1
votes

I set up a Dataprep scheduled job flow copying and treating daily some csv and json files stored in a Cloud Storage bucket to Big Query tables. It was working fine, but since some days the job started copying in Big Query less rows than those contained in the csv and json files. I don't know if this is related but in the same time the process upstream changed also the content type of the files. The csvs switched from application/octet-stream to text/csv; charset=utf-8. The jsons from application/json to application/json; charset=utf-8. Can this change of content type be somehow related? Otherwise does anybody had some similar issues?

I created the same version of csv file (with 5 records) one with content type application/octet-stream the other text/csv; charset=utf-8. Then I created a simple Dataprep job just reading the csv files and converting some integer variable to test and exporting the end result to a Big Query table.

The flow treating the csv with application/octet-stream encoding exported 5 records to Big Query, as expected. The one treating the csv with text/csv; charset=utf-8, exported only 3 records, even if the data recipe in the Dataprep Transformer node shown 5 records.

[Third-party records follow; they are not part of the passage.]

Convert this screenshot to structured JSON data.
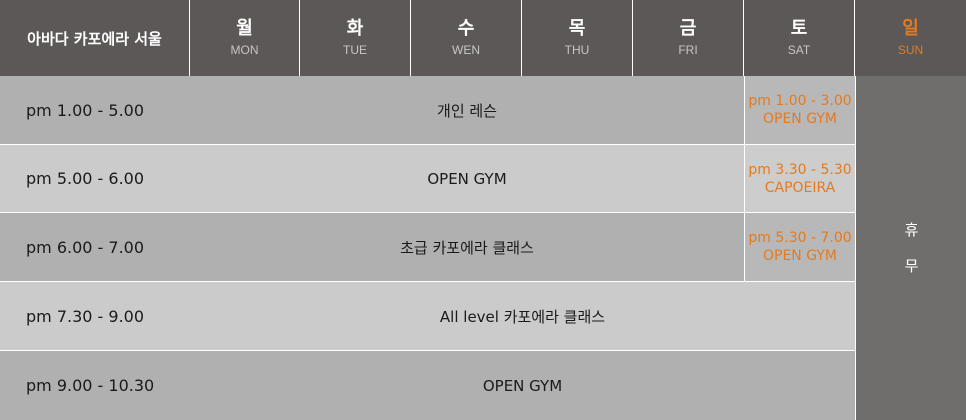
{
  "header": {
    "title": "아바다 카포에라 서울",
    "days": [
      {
        "ko": "월",
        "en": "MON"
      },
      {
        "ko": "화",
        "en": "TUE"
      },
      {
        "ko": "수",
        "en": "WEN"
      },
      {
        "ko": "목",
        "en": "THU"
      },
      {
        "ko": "금",
        "en": "FRI"
      },
      {
        "ko": "토",
        "en": "SAT"
      },
      {
        "ko": "일",
        "en": "SUN"
      }
    ]
  },
  "rows": [
    {
      "time": "pm 1.00 - 5.00",
      "weekday": "개인 레슨"
    },
    {
      "time": "pm 5.00 - 6.00",
      "weekday": "OPEN GYM"
    },
    {
      "time": "pm 6.00 - 7.00",
      "weekday": "초급 카포에라 클래스"
    },
    {
      "time": "pm 7.30 - 9.00",
      "weekday": "All level 카포에라 클래스"
    },
    {
      "time": "pm 9.00 - 10.30",
      "weekday": "OPEN GYM"
    }
  ],
  "saturday": [
    {
      "time": "pm 1.00 - 3.00",
      "class": "OPEN GYM"
    },
    {
      "time": "pm 3.30 - 5.30",
      "class": "CAPOEIRA"
    },
    {
      "time": "pm 5.30 - 7.00",
      "class": "OPEN GYM"
    }
  ],
  "sunday": {
    "line1": "휴",
    "line2": "무"
  },
  "colors": {
    "header_bg": "#5b5857",
    "accent": "#e57a1e",
    "sunday_bg": "#706e6d"
  }
}
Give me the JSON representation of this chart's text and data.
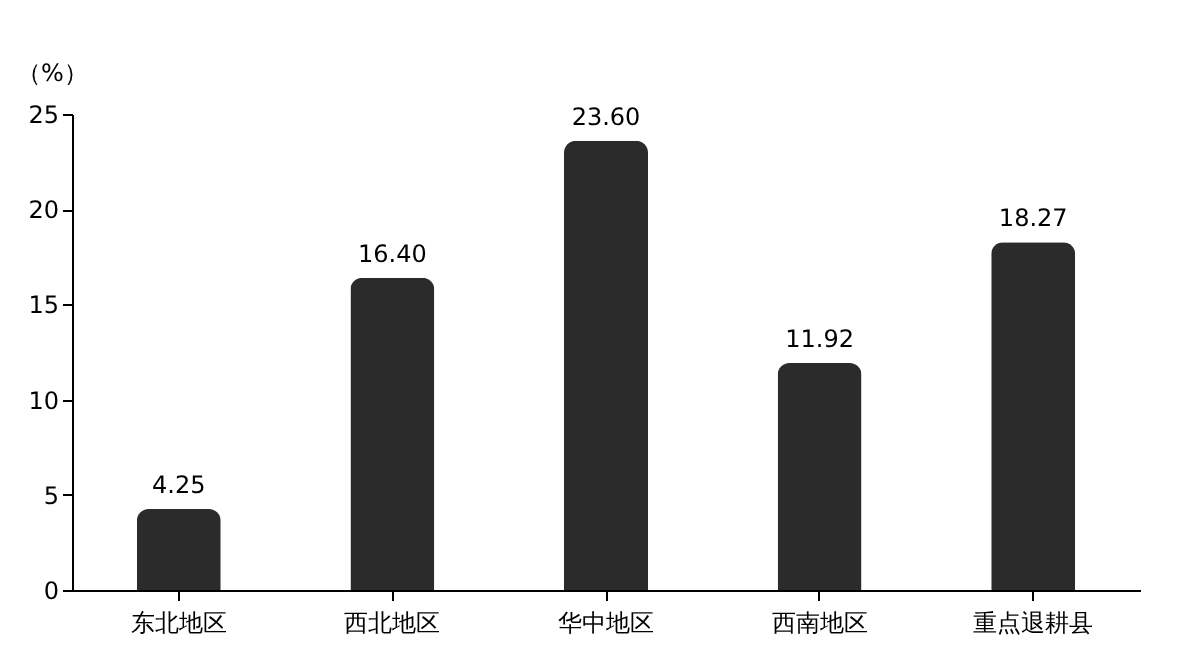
{
  "chart_data": {
    "type": "bar",
    "ylabel": "（%）",
    "categories": [
      "东北地区",
      "西北地区",
      "华中地区",
      "西南地区",
      "重点退耕县"
    ],
    "values": [
      4.25,
      16.4,
      23.6,
      11.92,
      18.27
    ],
    "value_labels": [
      "4.25",
      "16.40",
      "23.60",
      "11.92",
      "18.27"
    ],
    "color": "#2b2b2b",
    "ylim": [
      0,
      25
    ],
    "yticks": [
      0,
      5,
      10,
      15,
      20,
      25
    ],
    "grid": false
  }
}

Find here below my target Big Query schema:

CustomerID:STRING,
CustomerUniqueRef:STRING,
BranchID:STRING,
DateCreated:DATETIME,
CreatedBy:STRING,
PreviouslyBanked:STRING

My transformations in Dataprep are just converting CustomerID, CustomerUniqueRef, CreatedBy and PreviouslyBanked from INTEGER to STRING.

Find also my csv for test:

CustomerID,CustomerUniqueRef,BranchID,DateCreated,CreatedBy,PreviouslyBanked 43944,0004674956,004,2019-06-14T10:52:11,77,1 43945,0004674957,004,2019-06-14T10:59:32,77,0 43946,0004674958,004,2019-06-14T11:03:14,77,0 43947,0004674959,004,2019-06-14T11:06:23,77,0 43948,0004674960,004,2019-06-14T11:09:24,77,0

1
Hey Giorgio, can you please attach your BQ table schema & an example of some records you are trying to insert?Royzipuff
Hi Royzipuff, sure, I just edited to add Big Query schema and csv sample.Giorgio Rivero
Thanks, I have created a similar flow in Dataprep importing the CSV records you attached from GCS (as text/csv), and a corresponding table in BigQuery. All 5 rows seem to load successfully. Does your Dataprep job append / truncate / drop-create the destination table every time you run it?Royzipuff
Thanks! My Dataprep job creates a new Big Query table every time I run it. Like prefix_20190616_161227. That didn't change anyway.Giorgio Rivero
@Royzipuff text/csv; charset=utf-8 and text/csv are the same?Giorgio Rivero

1 Answers

1
votes

I finally found what the issue was. It was a matter of incorrect parametrization of the csv in Cloud Storage. Its content-type was text/csv; charset=utf-8 and content-encoding gzip. So actually the csv was compressed. Moving to content-type=text/csv and content-encoding=utf-8 solved the issue.